Laravel Reverb Insecure Deserialization Vulnerability Allowing Remote Code Execution

A critical vulnerability allowing remote code execution has been identified in Laravel Reverb versions prior to 1.7.0. This issue arises from improper handling of data deserialization from Redis channels, which is passed directly to PHP's unserialize() function without restrictions on class instantiation. The vulnerability is particularly exploitable when Redis servers are deployed without authentication and horizontal scaling is enabled, allowing Reverb servers to communicate via Redis PubSub. The flaw has been addressed in version 1.7.0.

Impact

Exploitation of this vulnerability could lead to arbitrary code execution on the server.

Reproduction

To reproduce this vulnerability, enable horizontal scaling in a Laravel application using Reverb by setting the 'REVERB_SCALING_ENABLED' environment variable to 'true'. Ensure that the Redis server used by the application is accessible without authentication.

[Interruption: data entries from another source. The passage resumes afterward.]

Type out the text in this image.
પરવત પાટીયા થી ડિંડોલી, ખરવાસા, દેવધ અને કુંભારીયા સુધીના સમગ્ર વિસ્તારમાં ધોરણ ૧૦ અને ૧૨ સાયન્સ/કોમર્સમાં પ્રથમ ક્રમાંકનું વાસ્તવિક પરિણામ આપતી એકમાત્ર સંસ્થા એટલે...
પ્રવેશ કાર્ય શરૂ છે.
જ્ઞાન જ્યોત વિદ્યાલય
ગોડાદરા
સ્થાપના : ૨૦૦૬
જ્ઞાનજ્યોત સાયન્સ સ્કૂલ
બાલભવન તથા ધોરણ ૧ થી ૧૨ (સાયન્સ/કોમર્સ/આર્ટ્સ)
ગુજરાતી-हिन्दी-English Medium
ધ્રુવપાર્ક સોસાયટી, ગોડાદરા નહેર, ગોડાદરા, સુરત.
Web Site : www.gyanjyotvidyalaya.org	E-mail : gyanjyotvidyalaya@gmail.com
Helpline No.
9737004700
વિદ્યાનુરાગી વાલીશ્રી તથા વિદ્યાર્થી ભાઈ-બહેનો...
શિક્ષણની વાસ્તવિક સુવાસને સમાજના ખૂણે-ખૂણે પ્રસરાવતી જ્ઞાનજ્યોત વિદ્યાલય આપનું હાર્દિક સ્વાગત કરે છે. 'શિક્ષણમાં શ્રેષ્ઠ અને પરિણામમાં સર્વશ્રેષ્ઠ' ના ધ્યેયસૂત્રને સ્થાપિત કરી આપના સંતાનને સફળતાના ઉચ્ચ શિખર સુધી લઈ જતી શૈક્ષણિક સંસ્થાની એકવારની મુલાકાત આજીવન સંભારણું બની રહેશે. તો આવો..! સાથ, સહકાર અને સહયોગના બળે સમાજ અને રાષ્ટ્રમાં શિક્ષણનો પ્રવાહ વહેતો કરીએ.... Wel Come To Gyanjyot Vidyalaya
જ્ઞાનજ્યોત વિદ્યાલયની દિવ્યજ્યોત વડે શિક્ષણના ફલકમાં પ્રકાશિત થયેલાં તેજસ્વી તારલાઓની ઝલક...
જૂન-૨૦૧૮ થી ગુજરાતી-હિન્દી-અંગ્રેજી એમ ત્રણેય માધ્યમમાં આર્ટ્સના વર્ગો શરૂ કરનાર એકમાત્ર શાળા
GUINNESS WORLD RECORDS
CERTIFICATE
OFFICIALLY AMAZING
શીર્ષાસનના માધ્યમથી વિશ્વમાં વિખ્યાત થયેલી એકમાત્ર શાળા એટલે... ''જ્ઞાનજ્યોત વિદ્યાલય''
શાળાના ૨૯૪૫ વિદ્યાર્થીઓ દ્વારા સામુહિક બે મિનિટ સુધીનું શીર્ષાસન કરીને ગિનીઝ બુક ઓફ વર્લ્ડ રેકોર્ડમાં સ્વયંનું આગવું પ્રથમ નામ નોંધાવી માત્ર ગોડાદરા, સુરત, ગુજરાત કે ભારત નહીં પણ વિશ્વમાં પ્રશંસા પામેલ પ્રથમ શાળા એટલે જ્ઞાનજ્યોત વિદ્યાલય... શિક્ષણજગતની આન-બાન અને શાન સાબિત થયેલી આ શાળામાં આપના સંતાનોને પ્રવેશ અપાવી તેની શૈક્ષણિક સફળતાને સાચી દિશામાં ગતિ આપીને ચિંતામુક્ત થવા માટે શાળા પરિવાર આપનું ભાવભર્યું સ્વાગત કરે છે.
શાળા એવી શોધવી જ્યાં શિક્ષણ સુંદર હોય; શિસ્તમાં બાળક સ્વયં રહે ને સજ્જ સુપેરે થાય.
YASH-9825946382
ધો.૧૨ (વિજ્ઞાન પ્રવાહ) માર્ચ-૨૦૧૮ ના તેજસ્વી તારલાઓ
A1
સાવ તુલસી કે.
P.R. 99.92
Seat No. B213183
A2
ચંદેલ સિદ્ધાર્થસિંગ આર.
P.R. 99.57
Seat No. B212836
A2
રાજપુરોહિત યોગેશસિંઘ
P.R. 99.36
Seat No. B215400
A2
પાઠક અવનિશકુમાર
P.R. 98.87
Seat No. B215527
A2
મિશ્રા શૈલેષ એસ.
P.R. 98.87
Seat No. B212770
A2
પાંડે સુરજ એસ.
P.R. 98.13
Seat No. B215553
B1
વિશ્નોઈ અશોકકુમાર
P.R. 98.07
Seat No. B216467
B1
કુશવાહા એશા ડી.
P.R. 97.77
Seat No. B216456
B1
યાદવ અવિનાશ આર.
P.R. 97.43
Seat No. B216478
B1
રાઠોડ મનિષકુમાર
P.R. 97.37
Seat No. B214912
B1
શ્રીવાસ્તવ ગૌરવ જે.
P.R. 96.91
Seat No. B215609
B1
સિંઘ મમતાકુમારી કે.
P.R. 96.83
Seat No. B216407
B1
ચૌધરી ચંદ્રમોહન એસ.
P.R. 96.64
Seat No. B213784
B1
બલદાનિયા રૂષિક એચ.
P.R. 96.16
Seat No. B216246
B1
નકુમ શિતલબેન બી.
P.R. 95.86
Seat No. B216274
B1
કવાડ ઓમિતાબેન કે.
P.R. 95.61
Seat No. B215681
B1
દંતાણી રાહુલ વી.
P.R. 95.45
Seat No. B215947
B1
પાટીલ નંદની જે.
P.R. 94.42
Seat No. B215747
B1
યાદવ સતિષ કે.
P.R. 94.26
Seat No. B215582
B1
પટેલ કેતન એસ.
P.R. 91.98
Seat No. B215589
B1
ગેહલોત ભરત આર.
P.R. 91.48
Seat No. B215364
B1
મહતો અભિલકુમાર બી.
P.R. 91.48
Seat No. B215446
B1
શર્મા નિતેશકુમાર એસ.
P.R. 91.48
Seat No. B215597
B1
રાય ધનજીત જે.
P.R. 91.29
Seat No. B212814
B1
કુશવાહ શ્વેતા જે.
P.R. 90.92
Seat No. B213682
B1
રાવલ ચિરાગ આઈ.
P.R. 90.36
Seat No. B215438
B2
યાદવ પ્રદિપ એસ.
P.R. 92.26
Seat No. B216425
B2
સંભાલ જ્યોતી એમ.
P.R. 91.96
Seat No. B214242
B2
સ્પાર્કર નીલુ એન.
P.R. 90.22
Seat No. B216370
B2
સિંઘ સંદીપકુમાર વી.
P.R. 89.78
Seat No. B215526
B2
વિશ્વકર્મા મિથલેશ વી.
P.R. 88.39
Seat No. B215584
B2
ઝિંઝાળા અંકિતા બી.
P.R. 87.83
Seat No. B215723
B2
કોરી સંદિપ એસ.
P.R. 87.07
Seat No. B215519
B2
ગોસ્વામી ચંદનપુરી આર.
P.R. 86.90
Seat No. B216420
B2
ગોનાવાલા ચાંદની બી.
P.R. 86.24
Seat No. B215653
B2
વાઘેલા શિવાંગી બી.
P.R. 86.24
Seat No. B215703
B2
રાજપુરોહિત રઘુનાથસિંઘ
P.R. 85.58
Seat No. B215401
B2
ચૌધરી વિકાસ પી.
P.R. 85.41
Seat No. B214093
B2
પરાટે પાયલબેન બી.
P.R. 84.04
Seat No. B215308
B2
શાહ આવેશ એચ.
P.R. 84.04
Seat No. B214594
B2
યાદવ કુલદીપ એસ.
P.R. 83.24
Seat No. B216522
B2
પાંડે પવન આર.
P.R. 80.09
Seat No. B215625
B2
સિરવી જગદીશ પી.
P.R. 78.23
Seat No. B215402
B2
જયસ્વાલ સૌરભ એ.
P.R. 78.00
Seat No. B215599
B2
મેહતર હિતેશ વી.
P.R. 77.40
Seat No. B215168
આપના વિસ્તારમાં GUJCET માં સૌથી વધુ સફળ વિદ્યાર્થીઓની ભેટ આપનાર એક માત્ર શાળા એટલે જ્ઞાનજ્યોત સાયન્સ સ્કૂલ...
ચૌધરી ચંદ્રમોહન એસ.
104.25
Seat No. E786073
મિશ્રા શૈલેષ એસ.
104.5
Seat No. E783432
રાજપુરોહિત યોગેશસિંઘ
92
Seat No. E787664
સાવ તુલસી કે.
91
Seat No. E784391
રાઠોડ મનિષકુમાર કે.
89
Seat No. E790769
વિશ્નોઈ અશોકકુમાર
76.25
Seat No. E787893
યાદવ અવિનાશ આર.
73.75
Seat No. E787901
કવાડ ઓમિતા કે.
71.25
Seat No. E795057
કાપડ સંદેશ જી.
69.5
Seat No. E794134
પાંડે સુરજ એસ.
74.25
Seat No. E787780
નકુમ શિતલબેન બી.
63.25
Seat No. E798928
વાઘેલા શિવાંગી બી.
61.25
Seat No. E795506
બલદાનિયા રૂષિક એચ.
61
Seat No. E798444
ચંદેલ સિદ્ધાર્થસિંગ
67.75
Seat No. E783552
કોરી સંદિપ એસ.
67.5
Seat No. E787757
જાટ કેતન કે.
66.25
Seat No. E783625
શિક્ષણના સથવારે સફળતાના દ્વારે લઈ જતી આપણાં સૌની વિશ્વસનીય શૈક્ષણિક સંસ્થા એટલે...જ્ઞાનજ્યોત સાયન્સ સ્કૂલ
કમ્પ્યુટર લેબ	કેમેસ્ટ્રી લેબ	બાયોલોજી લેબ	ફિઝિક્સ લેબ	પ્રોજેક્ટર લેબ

Once these conditions are met, publish a message to a Redis channel that includes a payload designed to exploit the deserialization vulnerability, such as a crafted object that, when unserialized, executes arbitrary code.

Remediation

Users are advised to update Laravel Reverb to version 1.7.0 or later. If an immediate upgrade is not possible, as a temporary measure, disable horizontal scaling by setting 'REVERB_SCALING_ENABLED' to 'false', and ensure that the Redis server requires a strong password and is only accessible via a private network or local loopback.